Add elasticsearch/ingest_pipeline metricset #34012

joshdover · 2022-12-10T00:31:32Z

What does this PR do?

Depends on:

Add support for optional metricsets in xpack mode #34273

Ports elastic/integrations#4597 to metricbeat. This adds a new ingest_pipeline metricset to the elasticsearch module of Metricbeat. This module does the following:

Fetches the Nodes Stats API's ingest metrics
Ingest two types of documents:
- Top-level pipeline metrics are ingested on every interval, including the counters for total time, documents processed, and failure counts. We also calculate a "self time" metric which will subtract the time spent on processor calls to other pipelines.
- Processor-level metrics are ingested on a sampling rate (25% - every 4th interval by default, configurable). For these metrics, a separate document is created for every processor in every pipeline, on every ES node. For this reason, the sampling strategy is used to minimize the amount of data that is produced.
Supports local and cluster scopes for better performance

The UI for visualizing this data will be included as a dashboard. Right now this is only being shipped in an Agent integration with support for Stack Monitoring and Metricbeat index patterns. In a follow up PR to Kibana, a link will be added from the Stack Monitoring UI to this dashboard, or direct the user to install the package to get the dashboard.

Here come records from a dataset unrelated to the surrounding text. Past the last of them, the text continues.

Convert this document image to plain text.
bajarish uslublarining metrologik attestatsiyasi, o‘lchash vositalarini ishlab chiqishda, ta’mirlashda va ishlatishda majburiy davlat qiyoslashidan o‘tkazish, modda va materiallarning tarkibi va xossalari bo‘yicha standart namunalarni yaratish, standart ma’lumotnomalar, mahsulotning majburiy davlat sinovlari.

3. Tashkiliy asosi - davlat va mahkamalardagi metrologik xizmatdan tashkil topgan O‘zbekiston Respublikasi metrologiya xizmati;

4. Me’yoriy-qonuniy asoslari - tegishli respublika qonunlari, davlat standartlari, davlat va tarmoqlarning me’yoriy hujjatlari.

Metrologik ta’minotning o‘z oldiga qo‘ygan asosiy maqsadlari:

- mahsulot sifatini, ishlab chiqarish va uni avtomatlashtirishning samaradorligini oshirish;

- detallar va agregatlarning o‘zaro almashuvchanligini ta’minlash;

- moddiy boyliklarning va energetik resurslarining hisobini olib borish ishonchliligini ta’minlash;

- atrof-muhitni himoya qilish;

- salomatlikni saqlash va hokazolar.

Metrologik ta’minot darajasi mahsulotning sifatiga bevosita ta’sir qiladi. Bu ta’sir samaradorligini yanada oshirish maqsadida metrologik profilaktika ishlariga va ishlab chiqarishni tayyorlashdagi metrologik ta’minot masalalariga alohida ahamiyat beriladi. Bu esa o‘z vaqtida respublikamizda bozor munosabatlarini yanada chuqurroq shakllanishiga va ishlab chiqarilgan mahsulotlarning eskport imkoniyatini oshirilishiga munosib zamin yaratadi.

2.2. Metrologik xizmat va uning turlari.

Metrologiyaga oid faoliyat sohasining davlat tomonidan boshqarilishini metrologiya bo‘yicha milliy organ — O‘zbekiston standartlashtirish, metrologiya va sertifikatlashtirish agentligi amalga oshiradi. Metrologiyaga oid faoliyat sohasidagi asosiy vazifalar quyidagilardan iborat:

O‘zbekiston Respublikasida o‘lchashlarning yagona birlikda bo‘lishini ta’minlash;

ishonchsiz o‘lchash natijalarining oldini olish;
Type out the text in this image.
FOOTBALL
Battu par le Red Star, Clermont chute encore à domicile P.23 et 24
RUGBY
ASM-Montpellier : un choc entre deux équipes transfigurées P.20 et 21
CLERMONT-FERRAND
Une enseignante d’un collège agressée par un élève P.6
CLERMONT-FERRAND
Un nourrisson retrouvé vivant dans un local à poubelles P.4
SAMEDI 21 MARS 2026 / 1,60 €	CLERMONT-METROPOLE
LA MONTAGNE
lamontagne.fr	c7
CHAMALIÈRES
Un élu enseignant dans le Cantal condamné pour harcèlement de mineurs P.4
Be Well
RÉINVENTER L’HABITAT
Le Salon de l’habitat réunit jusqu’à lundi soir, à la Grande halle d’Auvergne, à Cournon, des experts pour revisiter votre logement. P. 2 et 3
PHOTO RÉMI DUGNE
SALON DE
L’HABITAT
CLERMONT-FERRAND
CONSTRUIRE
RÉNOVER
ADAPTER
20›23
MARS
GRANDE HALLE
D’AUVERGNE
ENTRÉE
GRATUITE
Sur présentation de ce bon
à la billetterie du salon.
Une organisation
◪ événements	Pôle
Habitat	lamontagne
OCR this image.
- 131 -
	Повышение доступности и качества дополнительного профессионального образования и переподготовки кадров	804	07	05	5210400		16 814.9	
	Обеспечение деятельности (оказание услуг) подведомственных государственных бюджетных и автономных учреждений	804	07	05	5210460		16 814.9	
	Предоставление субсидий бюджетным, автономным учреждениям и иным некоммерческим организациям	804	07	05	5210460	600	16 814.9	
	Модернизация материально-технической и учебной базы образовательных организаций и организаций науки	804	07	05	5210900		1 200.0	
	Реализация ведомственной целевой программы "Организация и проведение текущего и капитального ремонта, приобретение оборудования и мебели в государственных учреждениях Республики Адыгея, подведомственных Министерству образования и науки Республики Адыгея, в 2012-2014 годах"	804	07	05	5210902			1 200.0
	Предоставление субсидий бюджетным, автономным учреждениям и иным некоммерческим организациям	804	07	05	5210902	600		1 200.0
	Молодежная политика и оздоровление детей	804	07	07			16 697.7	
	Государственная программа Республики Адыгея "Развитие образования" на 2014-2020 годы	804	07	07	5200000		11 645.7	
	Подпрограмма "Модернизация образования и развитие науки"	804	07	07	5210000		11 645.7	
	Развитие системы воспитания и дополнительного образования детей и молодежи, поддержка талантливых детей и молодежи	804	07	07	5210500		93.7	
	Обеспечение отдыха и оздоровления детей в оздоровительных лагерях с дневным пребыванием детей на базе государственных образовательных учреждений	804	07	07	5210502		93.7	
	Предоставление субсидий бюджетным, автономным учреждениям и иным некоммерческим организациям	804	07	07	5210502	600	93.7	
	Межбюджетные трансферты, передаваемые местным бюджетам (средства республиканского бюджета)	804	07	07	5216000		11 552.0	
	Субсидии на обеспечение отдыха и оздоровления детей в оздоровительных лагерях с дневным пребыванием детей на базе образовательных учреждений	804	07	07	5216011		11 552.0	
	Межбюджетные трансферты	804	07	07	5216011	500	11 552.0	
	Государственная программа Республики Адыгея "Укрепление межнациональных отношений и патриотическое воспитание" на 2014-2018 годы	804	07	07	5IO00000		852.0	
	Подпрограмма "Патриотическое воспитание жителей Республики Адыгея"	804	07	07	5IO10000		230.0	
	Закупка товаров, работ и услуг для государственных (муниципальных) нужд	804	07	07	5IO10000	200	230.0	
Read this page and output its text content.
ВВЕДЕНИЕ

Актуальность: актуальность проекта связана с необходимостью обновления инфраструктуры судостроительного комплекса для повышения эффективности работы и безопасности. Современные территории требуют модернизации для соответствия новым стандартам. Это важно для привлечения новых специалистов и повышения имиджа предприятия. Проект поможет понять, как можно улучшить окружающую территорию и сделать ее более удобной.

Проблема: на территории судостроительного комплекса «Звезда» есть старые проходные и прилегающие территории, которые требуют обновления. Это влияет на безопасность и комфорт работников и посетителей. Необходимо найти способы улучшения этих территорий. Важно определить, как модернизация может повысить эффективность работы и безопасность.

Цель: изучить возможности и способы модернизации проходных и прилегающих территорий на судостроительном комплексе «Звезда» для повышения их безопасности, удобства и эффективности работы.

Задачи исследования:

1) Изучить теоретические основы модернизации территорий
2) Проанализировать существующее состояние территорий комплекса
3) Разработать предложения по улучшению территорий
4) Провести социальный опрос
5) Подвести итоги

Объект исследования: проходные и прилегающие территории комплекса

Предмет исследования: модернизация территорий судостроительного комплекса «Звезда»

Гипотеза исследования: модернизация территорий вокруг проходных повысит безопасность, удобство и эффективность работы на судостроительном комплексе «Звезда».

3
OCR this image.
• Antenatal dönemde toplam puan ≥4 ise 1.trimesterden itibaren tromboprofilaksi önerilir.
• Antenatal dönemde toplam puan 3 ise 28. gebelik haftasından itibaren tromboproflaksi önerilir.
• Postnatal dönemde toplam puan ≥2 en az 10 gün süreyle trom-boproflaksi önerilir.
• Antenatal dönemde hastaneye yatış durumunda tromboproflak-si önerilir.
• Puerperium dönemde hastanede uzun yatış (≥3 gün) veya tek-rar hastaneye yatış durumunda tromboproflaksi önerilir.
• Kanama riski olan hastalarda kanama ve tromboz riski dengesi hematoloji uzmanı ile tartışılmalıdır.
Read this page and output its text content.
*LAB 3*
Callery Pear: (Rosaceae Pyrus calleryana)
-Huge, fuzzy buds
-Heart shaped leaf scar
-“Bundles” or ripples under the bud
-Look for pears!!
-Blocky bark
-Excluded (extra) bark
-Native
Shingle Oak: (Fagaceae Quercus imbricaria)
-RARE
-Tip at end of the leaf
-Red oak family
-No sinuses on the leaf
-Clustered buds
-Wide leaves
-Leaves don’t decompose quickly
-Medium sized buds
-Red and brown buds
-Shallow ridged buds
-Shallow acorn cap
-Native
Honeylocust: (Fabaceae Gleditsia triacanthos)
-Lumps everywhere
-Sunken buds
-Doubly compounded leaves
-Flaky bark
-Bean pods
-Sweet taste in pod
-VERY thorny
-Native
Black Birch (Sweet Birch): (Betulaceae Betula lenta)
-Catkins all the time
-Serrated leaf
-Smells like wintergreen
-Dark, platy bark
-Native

Here's a summary of the new fields that are added:

- name: ingest_pipeline
  type: group
  release: beta
  description: Runtime metrics on ingest pipeline execution
  fields:
    - name: name
      type: wildcard
      description: Name / id of the ingest pipeline
    - name: total
      type: group
      description: Metrics on the total ingest pipeline execution, including all processors.
      fields:
        - name: count
          type: long
          description: Number of documents processed by this pipeline
        - name: failed
          type: long
          description: Number of documented failed to process by this pipeline
        - name: time.total.ms
          type: long
          description: Total time spent processing documents through this pipeline, inclusive of other pipelines called
        - name: time.self.ms
          type: long
          description: Time spent processing documents through this pipeline, exclusive of other pipelines called
    - name: processor
      type: group
      fields:
        - name: type
          type: keyword
          description: The type of ingest processor
        - name: type_tag
          type: keyword
          description: The type and the tag for this processor in the format "<type>:<tag>"
        - name: order_index
          type: long
          description: The order this processor appears in the pipeline definition
        - name: count
          type: long
          description: Number of documents processed by this processor
        - name: failed
          type: long
          description: Number of documented failed to process by this processor
        - name: time.total.ms
          type: long
          description: Total time spent processing documents through this processor

Why is it important?

With the adoption of Agent integrations, ingest pipeline performance is very important to overall ingest performance. Users have very little insight into this today and giving them dashboards and metrics from the existing ES APIs is a great first start in improving the situation.

Checklist

My code follows the style guidelines of this project
I have commented my code, particularly in hard-to-understand areas
I have made corresponding changes to the documentation
I have made corresponding change to the default configuration files
I have added tests that prove my fix is effective or that my feature works
I have added an entry in CHANGELOG.next.asciidoc or CHANGELOG-developer.next.asciidoc.

Author's Checklist

Add unit tests
Add monitoring mappings for es ingest metricset elasticsearch#92950
Determine how we want to handle XPack mode. By default, xpack mode enables all metricset but we want to ship this as beta, so we may need to modify this behavior
- Solved by Add support for optional metricsets in xpack mode #34273

How to test this PR locally

Related issues

Relates to [Stack Monitoring] Ingest pipeline monitoring kibana#41936

Use cases

Screenshots

Logs

mergify · 2022-12-10T00:32:08Z

This pull request does not have a backport label.
If this is a bug or security fix, could you label this PR @joshdover? 🙏.
For such, you'll need to label your PR with:

The upcoming major version of the Elastic Stack
The upcoming minor version of the Elastic Stack (if you're not pushing a breaking change)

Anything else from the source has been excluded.